At 76, dimensions for a highlight block that will fit the search term are determined. According to one example, a width dimension is determined for the queried term, such as by adding the widths of individual characters in the term. Space between characters in the queried term may be accounted for as well, and may be added to the aggregate width of the characters in the term. Additionally, a small buffer width may be added to the determined width dimension, so that the highlight block extends slightly beyond the search term when overlaid thereon. A height dimension for the highlight block can also be determined at 76, and may be predefined for a given font size, or may be determined as a function of a tallest character in the queried term. In the latter case, the entire highlight block can be generated at or near the height of the tallest character in the queried term, forming a substantially rectangular highlight block. In another example, the highlight block can be form-fitted to the queried term.

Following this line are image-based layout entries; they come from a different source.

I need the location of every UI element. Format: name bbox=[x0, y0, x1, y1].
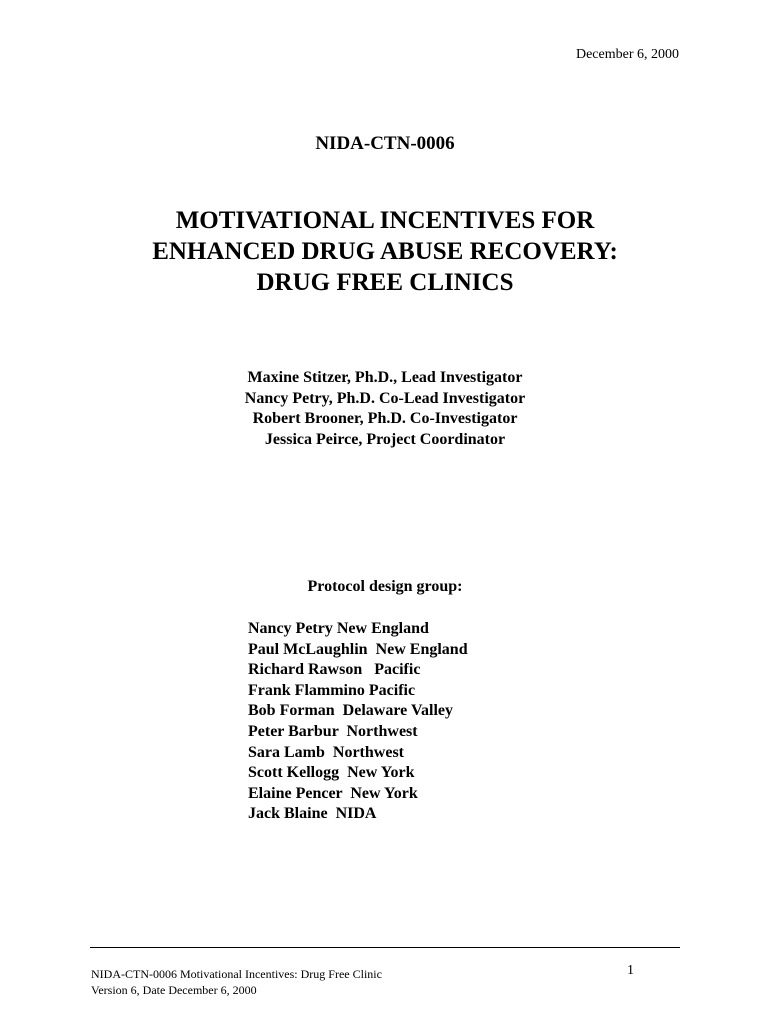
footer-divider bbox=[90, 947, 680, 948]
page-number: 1 bbox=[627, 963, 634, 978]
design-group-heading: Protocol design group: bbox=[307, 578, 463, 595]
member-line: Paul McLaughlin New England bbox=[248, 640, 468, 658]
member-line: Richard Rawson Pacific bbox=[248, 661, 421, 679]
member-line: Nancy Petry New England bbox=[248, 620, 429, 637]
investigator-line: Nancy Petry, Ph.D. Co-Lead Investigator bbox=[244, 389, 526, 407]
design-group-members bbox=[248, 619, 468, 825]
document-date: December 6, 2000 bbox=[575, 47, 679, 62]
member-line: Sara Lamb Northwest bbox=[248, 743, 404, 761]
member-line: Jack Blaine NIDA bbox=[248, 805, 377, 823]
member-line: Bob Forman Delaware Valley bbox=[248, 702, 454, 720]
title-line: ENHANCED DRUG ABUSE RECOVERY: bbox=[152, 238, 618, 265]
member-line: Peter Barbur Northwest bbox=[248, 722, 418, 740]
investigator-list bbox=[0, 368, 770, 450]
footer-text bbox=[91, 966, 382, 998]
investigator-line: Jessica Peirce, Project Coordinator bbox=[264, 430, 506, 448]
document-title bbox=[0, 205, 770, 298]
title-line: MOTIVATIONAL INCENTIVES FOR bbox=[175, 207, 595, 234]
footer-line: Version 6, Date December 6, 2000 bbox=[91, 983, 257, 997]
member-line: Frank Flammino Pacific bbox=[248, 681, 416, 699]
investigator-line: Maxine Stitzer, Ph.D., Lead Investigator bbox=[247, 369, 523, 386]
footer-line: NIDA-CTN-0006 Motivational Incentives: Drug Free Clinic bbox=[91, 967, 382, 981]
member-line: Scott Kellogg New York bbox=[248, 764, 415, 782]
protocol-id: NIDA-CTN-0006 bbox=[315, 133, 455, 154]
member-line: Elaine Pencer New York bbox=[248, 784, 418, 802]
investigator-line: Robert Brooner, Ph.D. Co-Investigator bbox=[252, 410, 518, 427]
title-line: DRUG FREE CLINICS bbox=[256, 269, 514, 296]
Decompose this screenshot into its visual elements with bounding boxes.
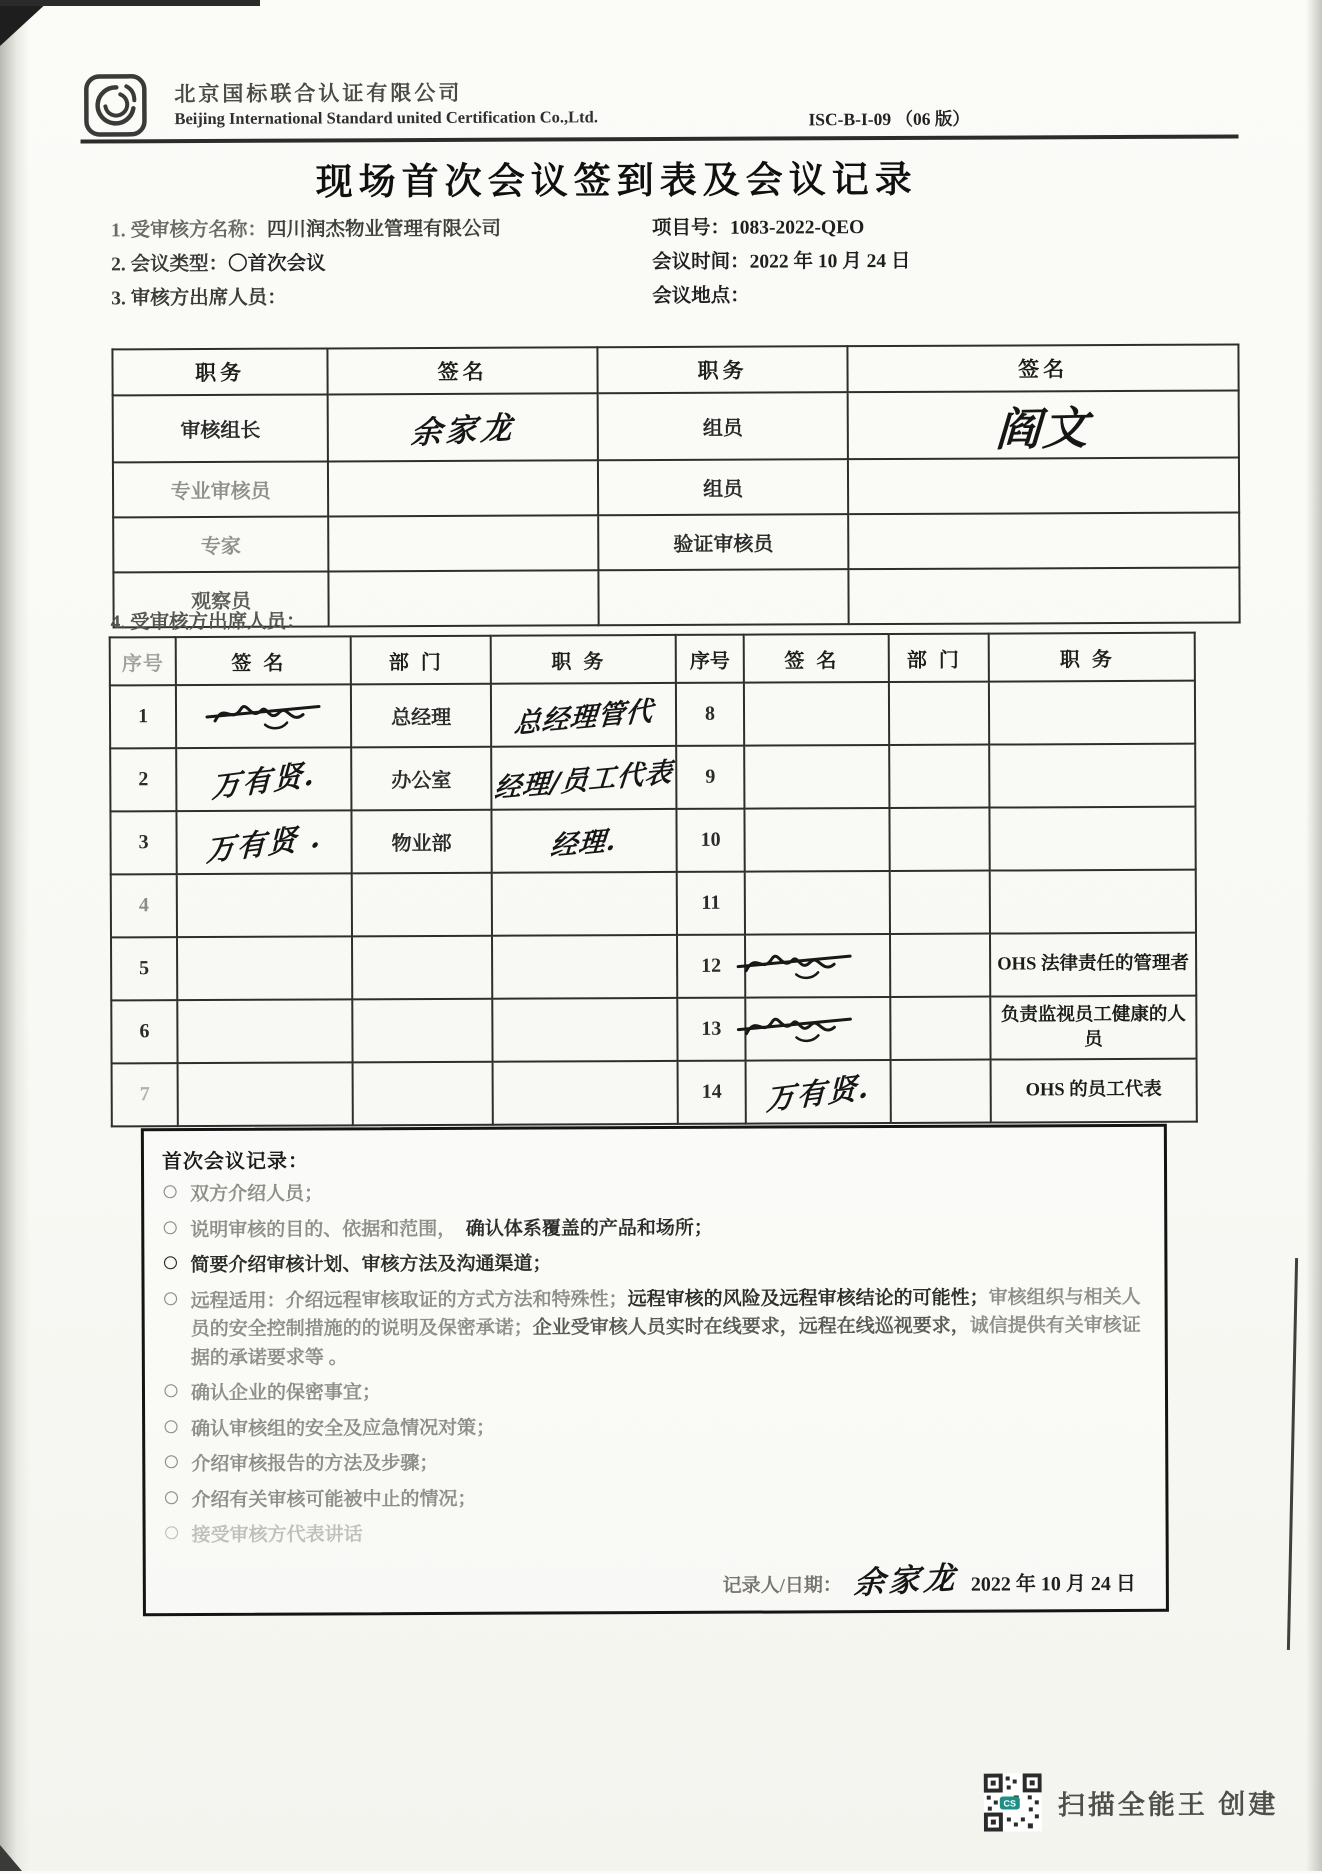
table-row xyxy=(113,390,1239,462)
table-cell xyxy=(176,684,351,748)
duty-text: OHS 法律责任的管理者 xyxy=(997,954,1190,976)
table-cell: 6 xyxy=(111,1000,177,1063)
table-row xyxy=(111,996,1196,1064)
table-cell xyxy=(745,871,890,935)
signature-scribble xyxy=(204,693,322,734)
record-bullet-line xyxy=(161,1283,1149,1373)
table-cell: 观察员 xyxy=(113,571,328,627)
record-line-text: 介绍有关审核可能被中止的情况； xyxy=(191,1488,477,1511)
table-cell xyxy=(352,936,492,1000)
table-cell xyxy=(989,744,1195,808)
meeting-type-value: 〇首次会议 xyxy=(228,253,326,275)
table-row xyxy=(113,512,1239,572)
bullet-circle-icon: 〇 xyxy=(163,1221,178,1237)
page-title: 现场首次会议签到表及会议记录 xyxy=(315,159,918,204)
company-logo xyxy=(82,72,148,138)
company-name-en: Beijing International Standard united Certification Co.,Ltd. xyxy=(174,107,598,129)
table-cell xyxy=(889,808,989,871)
table-row xyxy=(113,457,1239,517)
table-cell: 9 xyxy=(676,746,744,809)
table-cell xyxy=(746,1060,891,1124)
table-cell xyxy=(328,515,598,571)
signature-scribble xyxy=(736,1006,854,1047)
table-row xyxy=(111,870,1196,938)
record-line-text: 接受审核方代表讲话 xyxy=(191,1524,363,1547)
handwritten-signature: 万有贤 . xyxy=(205,819,323,869)
table-cell xyxy=(493,1061,678,1125)
scan-corner-top-left xyxy=(0,0,50,46)
table-row xyxy=(110,807,1195,875)
table-cell xyxy=(848,512,1239,569)
signature-scribble xyxy=(736,943,854,984)
table-cell xyxy=(492,998,677,1062)
column-header: 签名 xyxy=(327,347,597,394)
table-header-row xyxy=(110,633,1195,686)
duty-text: OHS 的员工代表 xyxy=(1025,1080,1162,1101)
table-cell xyxy=(177,999,352,1063)
audit-attendees-label: 3. 审核方出席人员： xyxy=(111,287,287,310)
table-cell xyxy=(745,997,890,1061)
company-name-cn: 北京国标联合认证有限公司 xyxy=(174,80,463,107)
record-bullet-line xyxy=(161,1447,1149,1480)
header-divider xyxy=(81,134,1239,143)
table-cell: 7 xyxy=(112,1063,178,1126)
table-cell xyxy=(848,390,1239,459)
meeting-time: 会议时间：2022 年 10 月 24 日 xyxy=(652,250,911,274)
table-cell xyxy=(492,935,677,999)
audit-team-table xyxy=(111,343,1240,628)
column-header: 职务 xyxy=(597,346,847,393)
table-cell: 4 xyxy=(111,874,177,937)
table-header-row xyxy=(112,344,1238,395)
record-bullet-line xyxy=(161,1482,1149,1515)
handwritten-signature: 余家龙 xyxy=(409,409,516,452)
table-cell xyxy=(848,567,1239,624)
bullet-circle-icon: 〇 xyxy=(163,1292,178,1308)
bullet-circle-icon: 〇 xyxy=(163,1385,179,1401)
table-cell xyxy=(745,934,890,998)
column-header: 签名 xyxy=(176,636,351,685)
bullet-circle-icon: 〇 xyxy=(164,1456,179,1472)
table-cell: 10 xyxy=(676,809,744,872)
table-cell xyxy=(890,997,990,1060)
table-cell xyxy=(491,746,676,810)
table-cell xyxy=(176,810,351,874)
table-cell xyxy=(989,807,1195,871)
table-cell xyxy=(491,683,676,747)
info-line-meeting-type xyxy=(111,243,1251,278)
meeting-location-label: 会议地点： xyxy=(652,285,750,308)
record-bullet-line xyxy=(160,1248,1148,1281)
table-cell xyxy=(328,393,598,461)
qr-code-icon xyxy=(984,1773,1042,1831)
column-header: 部门 xyxy=(889,634,989,682)
table-cell xyxy=(598,569,848,625)
column-header: 序号 xyxy=(676,635,744,683)
record-line-text: 确认审核组的安全及应急情况对策； xyxy=(191,1417,496,1440)
table-cell: 14 xyxy=(678,1061,746,1124)
table-cell xyxy=(744,808,889,872)
scan-top-edge xyxy=(0,0,260,6)
bullet-circle-icon: 〇 xyxy=(163,1186,178,1202)
table-cell: 办公室 xyxy=(351,747,491,811)
form-code: ISC-B-I-09 （06 版） xyxy=(808,108,970,130)
info-line-auditee xyxy=(111,209,1251,244)
handwritten-signature: 万有贤. xyxy=(211,756,317,805)
camscanner-footer xyxy=(984,1772,1279,1831)
column-header: 签名 xyxy=(744,634,889,683)
table-cell: 2 xyxy=(110,748,176,811)
scan-corner-bottom-left xyxy=(0,1845,22,1871)
handwritten-signature: 万有贤. xyxy=(765,1069,871,1118)
table-cell: 验证审核员 xyxy=(598,514,848,570)
table-cell xyxy=(889,745,989,808)
record-line-text: 双方介绍人员； xyxy=(190,1183,324,1206)
column-header: 职务 xyxy=(491,635,676,684)
record-bullet-line xyxy=(160,1177,1148,1210)
table-cell xyxy=(176,747,351,811)
handwritten-signature: 阎文 xyxy=(994,401,1092,457)
table-cell: 专业审核员 xyxy=(113,461,328,517)
table-cell xyxy=(744,682,889,746)
table-row xyxy=(110,744,1195,812)
table-cell xyxy=(890,934,990,997)
table-cell: 5 xyxy=(111,937,177,1000)
meeting-record-box xyxy=(141,1124,1169,1616)
project-number: 项目号：1083-2022-QEO xyxy=(651,217,865,240)
table-cell: 专家 xyxy=(113,516,328,572)
table-cell xyxy=(989,681,1195,745)
auditee-attendees-label: 4. 受审核方出席人员： xyxy=(110,611,306,634)
column-header: 序号 xyxy=(110,637,176,685)
bullet-circle-icon: 〇 xyxy=(163,1257,178,1273)
table-cell xyxy=(744,745,889,809)
table-cell xyxy=(990,933,1196,997)
record-line-text: 简要介绍审核计划、审核方法及沟通渠道； xyxy=(190,1253,552,1277)
svg-text:CS: CS xyxy=(1003,1798,1017,1809)
table-cell: 12 xyxy=(677,935,745,998)
table-row xyxy=(110,681,1195,749)
table-cell xyxy=(491,809,676,873)
record-bullet-line xyxy=(162,1518,1150,1551)
table-cell: 物业部 xyxy=(351,810,491,874)
table-cell: 11 xyxy=(677,872,745,935)
record-footer xyxy=(162,1553,1150,1602)
bullet-circle-icon: 〇 xyxy=(164,1491,179,1507)
meeting-type-label: 2. 会议类型： xyxy=(111,253,229,276)
auditee-label: 1. 受审核方名称： xyxy=(110,219,267,242)
table-cell xyxy=(848,457,1239,514)
handwritten-duty: 总经理管代 xyxy=(512,695,655,740)
table-row xyxy=(112,1059,1197,1127)
table-cell xyxy=(990,870,1196,934)
table-cell xyxy=(178,1062,353,1126)
record-bullet-line xyxy=(161,1376,1149,1409)
column-header: 部门 xyxy=(351,636,491,685)
table-cell xyxy=(177,873,352,937)
table-cell: 审核组长 xyxy=(113,394,328,462)
table-cell: 1 xyxy=(110,685,176,748)
table-cell xyxy=(990,996,1196,1060)
handwritten-duty: 经理/员工代表 xyxy=(493,757,674,805)
record-line-text: 远程适用：介绍远程审核取证的方式方法和特殊性；远程审核的风险及远程审核结论的可能性；审核组织与相关人员的安全控制措施的的说明及保密承诺；企业受审核人员实时在线要求，远程在线巡视要求，诚信提供有关审核证据的承诺要求等 。 xyxy=(190,1286,1141,1369)
scan-edge-right xyxy=(1306,0,1322,1871)
column-header: 职务 xyxy=(989,633,1195,682)
record-lines xyxy=(160,1177,1150,1551)
table-cell: 组员 xyxy=(598,392,848,460)
scan-edge-left xyxy=(0,0,30,1871)
table-cell: 8 xyxy=(676,683,744,746)
record-bullet-line xyxy=(160,1212,1148,1245)
column-header: 职务 xyxy=(112,348,327,395)
record-line-text: 介绍审核报告的方法及步骤； xyxy=(191,1452,439,1476)
table-cell xyxy=(328,570,598,626)
table-cell: 总经理 xyxy=(351,684,491,748)
table-row xyxy=(111,933,1196,1001)
table-cell: 组员 xyxy=(598,459,848,515)
record-bullet-line xyxy=(161,1411,1149,1444)
table-cell xyxy=(352,873,492,937)
table-cell xyxy=(177,936,352,1000)
table-cell: 13 xyxy=(677,998,745,1061)
auditee-attendee-table xyxy=(109,632,1198,1128)
record-line-text: 说明审核的目的、依据和范围， 确认体系覆盖的产品和场所； xyxy=(190,1217,713,1241)
info-line-audit-attendees xyxy=(111,277,1251,312)
recorder-signature: 余家龙 xyxy=(852,1559,960,1602)
duty-text: 负责监视员工健康的人员 xyxy=(1000,1005,1186,1050)
table-cell xyxy=(891,1060,991,1123)
table-cell xyxy=(890,871,990,934)
camscanner-text: 扫描全能王 创建 xyxy=(1057,1788,1279,1820)
handwritten-duty: 经理. xyxy=(549,825,619,863)
table-cell: 3 xyxy=(110,811,176,874)
bullet-circle-icon: 〇 xyxy=(164,1420,179,1436)
bullet-circle-icon: 〇 xyxy=(164,1527,179,1543)
table-cell xyxy=(352,999,492,1063)
table-cell xyxy=(492,872,677,936)
record-date: 2022 年 10 月 24 日 xyxy=(970,1572,1136,1596)
column-header: 签名 xyxy=(847,344,1238,392)
table-cell xyxy=(353,1062,493,1126)
table-cell xyxy=(889,682,989,745)
recorder-date-label: 记录人/日期： xyxy=(722,1574,842,1597)
record-title: 首次会议记录： xyxy=(161,1150,310,1174)
record-line-text: 确认企业的保密事宜； xyxy=(190,1382,382,1405)
table-cell xyxy=(328,460,598,516)
auditee-value: 四川润杰物业管理有限公司 xyxy=(266,218,501,241)
table-cell xyxy=(991,1059,1197,1123)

At 78, the instances of the queried term or phrase can be identified in the document image. Queried terms can be identified using, for example, an OCR technique or the like. According to some aspects, acts 76 and 78 may be performed in reverse order or in parallel, depending on processing capabilities, system requirements, user or designer preferences, etc. At 80, search results (e.g., instances of the queried term) are highlighted by overlaying the generated highlight block on the document image without rendering the underlying text characters. In this manner, a searchable electronic document image can be maintained at a small compressed file size while providing enough font information to permit highlighting of query results for presentation to a user.
It will be appreciated that various of the above-disclosed and other features and functions, or alternatives thereof, may be desirably combined into many other different systems or applications. Also that various presently unforeseen or unanticipated alternatives, modifications, variations or improvements therein may be subsequently made by those skilled in the art which are also intended to be encompassed by the following claims.